2023 Amazon Fellows
Congratulations to the 11 graduate students from UCLA Samueli School of Engineering who have been selected by the Science Hub Advisory Group as the 2023 Amazon Fellows. The selection process was not an easy one with a pool of 24 highly accomplished nominees. Although an award could not be made to all, we commend all of the nominees for their outstanding accomplishments thus far.

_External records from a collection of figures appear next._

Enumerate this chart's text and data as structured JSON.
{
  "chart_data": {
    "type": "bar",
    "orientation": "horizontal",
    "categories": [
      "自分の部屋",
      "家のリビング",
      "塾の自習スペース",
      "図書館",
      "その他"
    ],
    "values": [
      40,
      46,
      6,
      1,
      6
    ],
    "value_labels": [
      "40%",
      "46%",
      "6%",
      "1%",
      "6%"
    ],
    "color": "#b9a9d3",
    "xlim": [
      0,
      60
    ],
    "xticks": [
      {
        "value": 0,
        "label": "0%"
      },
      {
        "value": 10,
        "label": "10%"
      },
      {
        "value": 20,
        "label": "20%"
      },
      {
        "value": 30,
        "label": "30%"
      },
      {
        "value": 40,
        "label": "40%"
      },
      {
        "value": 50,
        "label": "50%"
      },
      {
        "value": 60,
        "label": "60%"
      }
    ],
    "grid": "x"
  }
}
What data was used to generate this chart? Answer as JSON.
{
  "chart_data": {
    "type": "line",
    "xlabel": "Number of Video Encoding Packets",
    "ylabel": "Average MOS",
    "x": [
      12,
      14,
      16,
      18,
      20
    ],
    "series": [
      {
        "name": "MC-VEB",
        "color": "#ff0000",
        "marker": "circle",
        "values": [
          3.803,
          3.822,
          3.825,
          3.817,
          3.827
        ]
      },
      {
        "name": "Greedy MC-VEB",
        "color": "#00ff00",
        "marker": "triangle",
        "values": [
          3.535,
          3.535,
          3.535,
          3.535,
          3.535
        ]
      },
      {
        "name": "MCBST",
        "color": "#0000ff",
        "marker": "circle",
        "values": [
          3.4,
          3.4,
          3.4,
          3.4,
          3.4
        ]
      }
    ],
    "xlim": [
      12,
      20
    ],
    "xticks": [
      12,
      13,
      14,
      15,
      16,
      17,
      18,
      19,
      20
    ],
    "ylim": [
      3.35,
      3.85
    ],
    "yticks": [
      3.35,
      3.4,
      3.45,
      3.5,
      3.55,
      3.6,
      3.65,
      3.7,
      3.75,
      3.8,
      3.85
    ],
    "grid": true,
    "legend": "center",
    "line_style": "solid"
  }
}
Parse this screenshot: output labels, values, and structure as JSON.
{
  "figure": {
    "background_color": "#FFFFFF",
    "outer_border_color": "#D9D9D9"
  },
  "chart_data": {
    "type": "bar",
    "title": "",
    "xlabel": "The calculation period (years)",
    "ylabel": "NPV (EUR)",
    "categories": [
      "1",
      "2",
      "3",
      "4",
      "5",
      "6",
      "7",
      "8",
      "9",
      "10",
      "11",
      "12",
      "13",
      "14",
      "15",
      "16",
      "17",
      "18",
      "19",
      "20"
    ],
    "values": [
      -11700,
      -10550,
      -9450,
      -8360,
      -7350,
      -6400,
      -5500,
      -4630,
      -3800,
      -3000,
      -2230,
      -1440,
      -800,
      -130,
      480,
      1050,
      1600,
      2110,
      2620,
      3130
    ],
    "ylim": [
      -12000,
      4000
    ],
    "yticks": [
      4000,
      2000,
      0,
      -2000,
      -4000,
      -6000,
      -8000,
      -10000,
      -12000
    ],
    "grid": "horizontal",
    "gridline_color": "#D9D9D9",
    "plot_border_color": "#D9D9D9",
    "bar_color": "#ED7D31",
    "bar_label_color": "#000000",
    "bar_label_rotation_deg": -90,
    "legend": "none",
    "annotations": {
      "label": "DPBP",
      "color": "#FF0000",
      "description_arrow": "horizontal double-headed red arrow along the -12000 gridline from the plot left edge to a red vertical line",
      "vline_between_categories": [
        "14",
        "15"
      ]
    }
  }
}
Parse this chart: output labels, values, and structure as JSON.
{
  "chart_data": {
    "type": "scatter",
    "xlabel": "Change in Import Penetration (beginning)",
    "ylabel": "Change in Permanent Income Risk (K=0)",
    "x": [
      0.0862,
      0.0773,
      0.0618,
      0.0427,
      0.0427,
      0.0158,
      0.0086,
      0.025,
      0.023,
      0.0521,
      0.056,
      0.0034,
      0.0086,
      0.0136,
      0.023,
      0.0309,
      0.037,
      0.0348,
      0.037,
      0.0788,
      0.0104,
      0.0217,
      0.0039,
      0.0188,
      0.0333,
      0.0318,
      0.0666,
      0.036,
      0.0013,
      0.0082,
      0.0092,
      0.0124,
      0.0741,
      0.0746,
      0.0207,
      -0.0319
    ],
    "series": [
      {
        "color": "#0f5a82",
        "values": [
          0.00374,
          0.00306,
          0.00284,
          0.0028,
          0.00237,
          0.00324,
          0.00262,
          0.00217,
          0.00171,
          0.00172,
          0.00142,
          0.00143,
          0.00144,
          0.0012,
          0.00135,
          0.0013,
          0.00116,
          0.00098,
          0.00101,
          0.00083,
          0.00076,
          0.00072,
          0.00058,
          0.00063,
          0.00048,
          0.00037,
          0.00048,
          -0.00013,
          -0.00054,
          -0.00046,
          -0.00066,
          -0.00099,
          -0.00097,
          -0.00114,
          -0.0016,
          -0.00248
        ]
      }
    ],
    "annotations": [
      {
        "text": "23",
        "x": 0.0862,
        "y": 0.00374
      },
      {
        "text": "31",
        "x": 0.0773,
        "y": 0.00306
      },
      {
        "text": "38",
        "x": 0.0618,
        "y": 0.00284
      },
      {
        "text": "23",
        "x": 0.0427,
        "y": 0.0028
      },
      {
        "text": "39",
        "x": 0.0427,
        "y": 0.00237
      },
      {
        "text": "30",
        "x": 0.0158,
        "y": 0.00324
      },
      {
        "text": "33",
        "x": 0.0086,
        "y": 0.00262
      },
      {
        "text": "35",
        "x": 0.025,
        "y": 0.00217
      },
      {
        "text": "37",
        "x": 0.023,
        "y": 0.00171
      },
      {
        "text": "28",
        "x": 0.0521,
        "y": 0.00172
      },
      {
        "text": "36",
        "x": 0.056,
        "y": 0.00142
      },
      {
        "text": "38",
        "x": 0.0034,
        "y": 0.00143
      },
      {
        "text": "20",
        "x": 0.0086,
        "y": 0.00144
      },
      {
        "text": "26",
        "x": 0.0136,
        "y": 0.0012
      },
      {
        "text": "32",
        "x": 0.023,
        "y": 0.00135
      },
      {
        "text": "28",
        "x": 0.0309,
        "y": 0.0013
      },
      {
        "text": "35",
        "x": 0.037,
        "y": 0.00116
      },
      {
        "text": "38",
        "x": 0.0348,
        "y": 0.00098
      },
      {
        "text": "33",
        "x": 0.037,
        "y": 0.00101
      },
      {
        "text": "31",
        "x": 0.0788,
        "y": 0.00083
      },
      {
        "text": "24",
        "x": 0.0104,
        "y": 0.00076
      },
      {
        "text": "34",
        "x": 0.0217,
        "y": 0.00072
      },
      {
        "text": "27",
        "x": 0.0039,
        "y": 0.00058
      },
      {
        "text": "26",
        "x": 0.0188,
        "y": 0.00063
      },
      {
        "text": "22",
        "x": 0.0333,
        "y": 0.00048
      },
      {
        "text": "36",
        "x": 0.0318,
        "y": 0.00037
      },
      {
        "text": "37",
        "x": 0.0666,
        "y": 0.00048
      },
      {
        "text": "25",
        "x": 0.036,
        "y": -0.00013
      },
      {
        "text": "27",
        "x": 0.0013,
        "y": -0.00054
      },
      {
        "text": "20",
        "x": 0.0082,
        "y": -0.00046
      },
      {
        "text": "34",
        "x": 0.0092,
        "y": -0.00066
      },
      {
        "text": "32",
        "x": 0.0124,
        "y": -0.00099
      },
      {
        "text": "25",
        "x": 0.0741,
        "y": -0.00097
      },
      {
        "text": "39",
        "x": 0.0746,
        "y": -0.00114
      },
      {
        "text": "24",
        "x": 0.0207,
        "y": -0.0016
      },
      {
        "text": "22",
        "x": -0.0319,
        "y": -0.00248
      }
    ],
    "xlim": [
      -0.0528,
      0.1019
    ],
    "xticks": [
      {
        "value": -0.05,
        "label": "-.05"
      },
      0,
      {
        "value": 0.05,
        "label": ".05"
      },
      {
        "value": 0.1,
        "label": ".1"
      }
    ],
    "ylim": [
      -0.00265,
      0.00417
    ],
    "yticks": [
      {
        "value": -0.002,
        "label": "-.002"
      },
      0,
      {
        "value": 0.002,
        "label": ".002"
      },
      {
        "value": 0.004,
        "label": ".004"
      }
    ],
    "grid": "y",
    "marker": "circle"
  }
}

The 2023 Amazon Fellows presented their research during the Lightning Talks event held on Jan 25, 2024. To view the Lightning Talks video or their individual presentation decks, click here.
Ulzee An
ADVISOR: Sriram Sankararaman
Computer Science
My research interests are in developing deep learning based methods that can accurately and efficiently learn from all available information in large clinical databases in the presence of varying degrees of availability and modalities of data.
Evan Becker
ADVISOR: Alyson Fletcher
Computer Science
The broad goal of my research is to expand our understanding of non-convex optimization procedures in modern ML methods, particularly in generative models. A key focus is in the high-dimensional regime, where mathematical concentration results can provide precise and insightful analyses.
Guorui Chen
ADVISOR: Jun Chen
Bioengineering
My research focuses on leveraging bioelectronics and artificial intelligence to address unsolved challenges in healthcare. Recently, I have been using machine learning to interpret biosensor data for identifying cardiovascular disease phenotypes, aiming to advance personalized medicine and improve patient outcomes.
Jiafan He
ADVISOR: Quanquan Gu
Computer Science
I am highly interested in the fields of optimization and machine learning, with a particular focus on reinforcement learning. I am driven to explore the theoretical foundations of reinforcement learning and develop data-efficient algorithms that can address real-world challenges effectively.
Roshni Iyer
ADVISORS: Yizhou Sun and Wei Wang
Computer Science
My research interest lies in the intersection of machine learning and data mining, where I develop models for heterogeneous information networks. To this end, I am developing efficient graph embedding methods for improved representation of knowledge graphs, social networks, and natural language.
Xingyu “Bruce” Liu
ADVISOR: Xiang “Anthony” Chen
Electrical and Computer Engineering
My research interests lie at the intersection of Human-Computer Interaction (HCI) and AI. Specifically, I design, implement and evaluate systems that support and augment human’s communication abilities. My research presents Human-AI systems that enable people to communicate with richer information, higher efficiency, and better accessibility.
Pan Lu
ADVISORS: Song-Chun Zhu and Kai-Wei Chang
Computer Science
My research interests lie in natural language processing and machine reasoning, aiming to develop machines capable of human-like reasoning and collaboration. Currently, I am focusing on developing large language models in mathematical and scientific domains, as well as multi-modal settings.
Varuni Sarwal
ADVISOR: Eleazar Eskin
Computer Science
My research interests lie in Artificial Intelligence (AI) for healthcare. I am particularly focused on 1) Developing deep learning-based scalable models for time series Electronic Health Record (EHR) datasets and 2) Improving model interpretability of time-based explainers.
Yufei Tian
ADVISOR: Nanyun (Violet) Peng
Computer Science
My research interest lies in natural language processing, especially creative (and controllable) text generation including lyrics, poems, and humor generation, commonsense and logical reasoning, and evaluation metrics for NLG. I also investigate how to inject human behaviors into language models.
Yihan Wang
ADVISOR: Cho-Jui Hsieh
Computer Science
My research interest is machine learning, especially evaluating and improving machine learning models across different data distributions such as adversarial data and unseen tasks.
Shichang Zhang
ADVISOR: Yizhou Sun
Computer Science
My research interest lies in developing efficient and explainable machine learning models for graph data. Specifically, I have focused on accelerating and explaining graph neural networks with applications in large-scale online classification, efficient and explainable recommendation systems, and drug discovery.